Thursday we issued a zombie warning– we had concerns that armies of undead arguments were likely to crawl from
their graves onto ITV’s ‘Tonight: the real cost of going green’. Did you spot
any?
Well, perhaps not entire armies - ITV were a
bit more sensible than we expected. And they were a lot more sensible than the
Panorama crew who based a whole documentary on a KPMG report on the costs of
renewables, which they never actually saw, and which KPMG have now decided not
to release. Overall, Tonight was relatively even-handed. Perhaps the KPMG
fiasco has taught the media to be a bit less trusting of dubious pronouncements on
green energy.
Nevertheless, a few zombies did manage to
sneak under the wire.
Most obviously,
the claim that ‘some analysts have calculated that the full cost of the
government’s going green policies will add up to £400 on household bills’
lurched into view near the end of the programme. Which analysts? Well, they
didn’t say, but that figure corresponds to claims made by Policy Exchange’s report
‘The Full Cost to Households of Renewable Energy Policies’, and there’s the same sleight of hand used here as in previous reporting of
those claims. Their £400 figure, which is based partly on unsupported
guesswork, doesn’t really refer to an increase in your energy bill, but is
instead their estimate of the total costs to the entire economy - which
they claim will eventually be passed to the householder through various routes.
‘Tonight’s website also recommends the
Taxpayers’ Alliance
book, Let Them Eat Carbon, so that’s two walking corpses making it onto the show.
And finally, one zombie that we didn’t
mention yesterday, but will be on the look-out for in future.

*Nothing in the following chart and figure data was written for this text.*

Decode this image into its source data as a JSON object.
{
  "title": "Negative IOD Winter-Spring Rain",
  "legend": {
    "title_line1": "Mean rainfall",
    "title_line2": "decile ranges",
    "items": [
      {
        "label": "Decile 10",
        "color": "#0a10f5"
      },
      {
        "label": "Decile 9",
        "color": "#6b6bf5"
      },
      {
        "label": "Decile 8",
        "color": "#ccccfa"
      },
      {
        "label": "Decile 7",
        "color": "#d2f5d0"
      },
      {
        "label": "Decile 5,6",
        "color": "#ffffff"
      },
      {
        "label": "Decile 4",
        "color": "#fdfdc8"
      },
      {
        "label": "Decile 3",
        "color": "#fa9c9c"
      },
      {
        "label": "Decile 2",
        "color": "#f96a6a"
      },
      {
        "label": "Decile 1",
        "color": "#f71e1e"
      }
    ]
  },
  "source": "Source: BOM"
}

Ambitious
Conservative Anne-Marie Trevelyan complained that wind farm operators are paid huge amounts of money when their
turbines are turned off because the grid is over-supplied. That’s not
incorrect, strictly speaking, but this applies to all power sources, not just
wind farms. And wind only receives about 3.5 per cent of the money given out to
off-line power sources through the Balancing Mechanism, whereas much greater
amounts are given to off-line fossil fuel plants.
That’s in line with the general situation on
energy funding. Globally, fossil fuels get 500 per cent more subsidies than renewables. Perhaps this explains why the zombie hordes
tend to demand an end to wind power, rather than an end to subsidies.